The Presidential Commission of Inquiry implicated both Mahendran and Wickremesinghe, yet Mahendran remains at large, and accountability remains elusive. This scandal exemplifies Wickremesinghe’s tendency to place personal connections above national interest, akin to a captain who lets his friends plunder the ship’s cargo while the crew and passengers suffer.



A history of unresolved controversies

Wickremesinghe’s political career is riddled with unresolved controversies that cast a shadow over his leadership. Allegations regarding the Batalanda torture chamber, where severe human rights abuses were purportedly conducted during his tenure in the late 1980s, continue to haunt his legacy like ghosts from a dark past. 

Additionally, his administration has been linked to numerous shady business deals involving close cronies and elite businessmen, raising questions about corruption and mismanagement of the country’s wealth.

His associations with selected politicians from his own party, who are accused of robbing the wealth of the nation, further undermine his credibility as a leader committed to transparency and integrity.
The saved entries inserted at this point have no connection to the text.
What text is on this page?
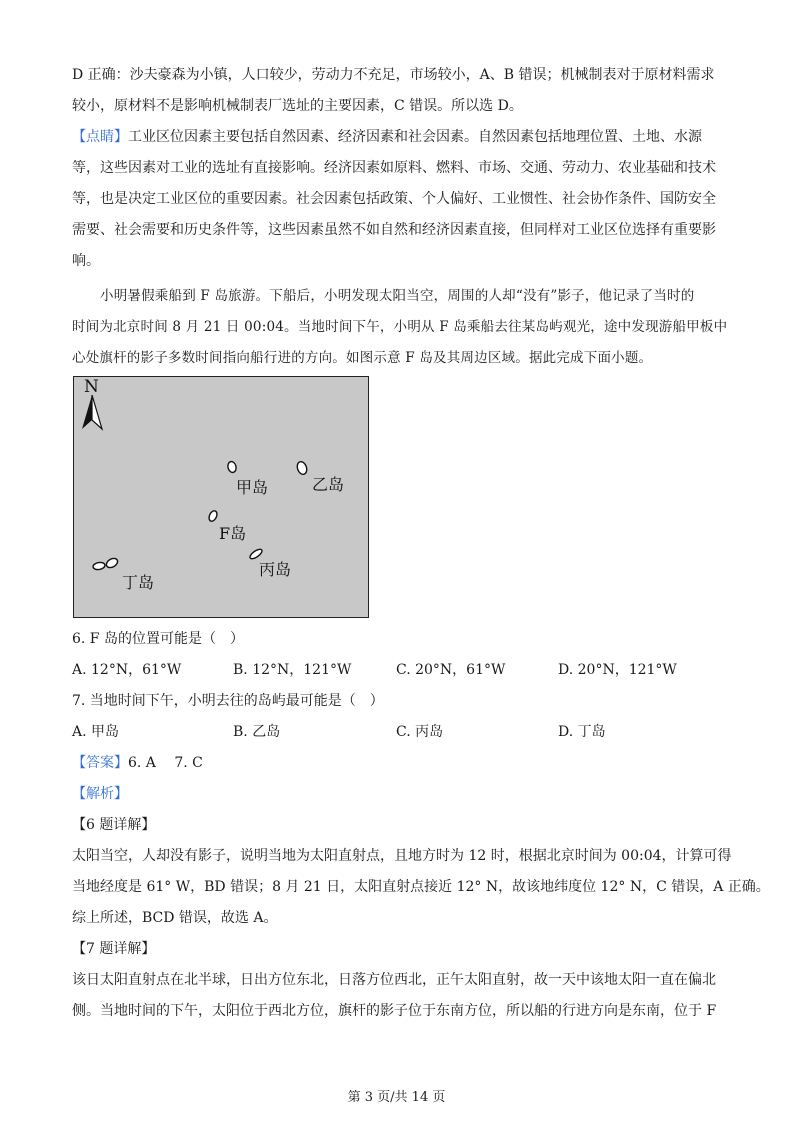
D 正确：沙夫豪森为小镇，人口较少，劳动力不充足，市场较小，A、B 错误；机械制表对于原材料需求

较小，原材料不是影响机械制表厂选址的主要因素，C 错误。所以选 D。

【点睛】工业区位因素主要包括自然因素、经济因素和社会因素。自然因素包括地理位置、土地、水源

等，这些因素对工业的选址有直接影响。经济因素如原料、燃料、市场、交通、劳动力、农业基础和技术

等，也是决定工业区位的重要因素。社会因素包括政策、个人偏好、工业惯性、社会协作条件、国防安全

需要、社会需要和历史条件等，这些因素虽然不如自然和经济因素直接，但同样对工业区位选择有重要影

响。

小明暑假乘船到 F 岛旅游。下船后，小明发现太阳当空，周围的人却“没有”影子，他记录了当时的
时间为北京时间 8 月 21 日 00:04。当地时间下午，小明从 F 岛乘船去往某岛屿观光，途中发现游船甲板中
心处旗杆的影子多数时间指向船行进的方向。如图示意 F 岛及其周边区域。据此完成下面小题。
N
甲岛	乙岛
F岛
丙岛
丁岛

6. F 岛的位置可能是（　）

A. 12°N，61°W	B. 12°N，121°W	C. 20°N，61°W	D. 20°N，121°W

7. 当地时间下午，小明去往的岛屿最可能是（　）

A. 甲岛	B. 乙岛	C. 丙岛	D. 丁岛

【答案】6. A　 7. C

【解析】

【6 题详解】

太阳当空，人却没有影子，说明当地为太阳直射点，且地方时为 12 时，根据北京时间为 00:04，计算可得

当地经度是 61° W，BD 错误；8 月 21 日，太阳直射点接近 12° N，故该地纬度位 12° N，C 错误，A 正确。

综上所述，BCD 错误，故选 A。

【7 题详解】

该日太阳直射点在北半球，日出方位东北，日落方位西北，正午太阳直射，故一天中该地太阳一直在偏北

侧。当地时间的下午，太阳位于西北方位，旗杆的影子位于东南方位，所以船的行进方向是东南，位于 F

第 3 页/共 14 页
These unresolved issues paint a picture of a leader who is more of an auctioneer, selling out public assets and compromising national interests for personal and political gain, like a merchant who sells family heirlooms at a bargain price to line his own pockets.



Selling out public assets

One of the most pressing reasons to reconsider Wickremesinghe’s leadership is his approach to managing public assets. 

His tenure has seen a disturbing trend towards the privatisation of national resources and state-owned enterprises. Critics argue that these actions amount to selling out public assets, often to foreign investors, which undermines national sovereignty and jeopardises the country’s economic future.

 This trend resembles a gardener selling off the topsoil of a once-fertile land, leaving behind barren ground incapable of sustaining growth.



A vision for the future

As Sri Lanka navigates through economic challenges and seeks a path towards sustainable development, it is crucial to elect leaders who prioritise the nation’s long-term interests over short-term political gains. Wickremesinghe’s track record suggests a pattern of governance that prioritises personal and political survival over genuine public service.

In conclusion, the upcoming elections present an opportunity for Sri Lankans to choose a leader who embodies transparency, accountability, and a commitment to the public good. Ranil Wickremesinghe’s history of political manoeuvring, controversial alliances, and unresolved scandals does not inspire confidence in his ability to lead the nation towards a prosperous and equitable future.

 It is time for new leadership that can restore faith in democratic institutions and safeguard the interests of all Sri Lankans.


(The writer is a former Senior Consultant at the Sri Lanka Institute of Development Administration (SLIDA) and taught at the Henley Business School of the University of Reading, UK.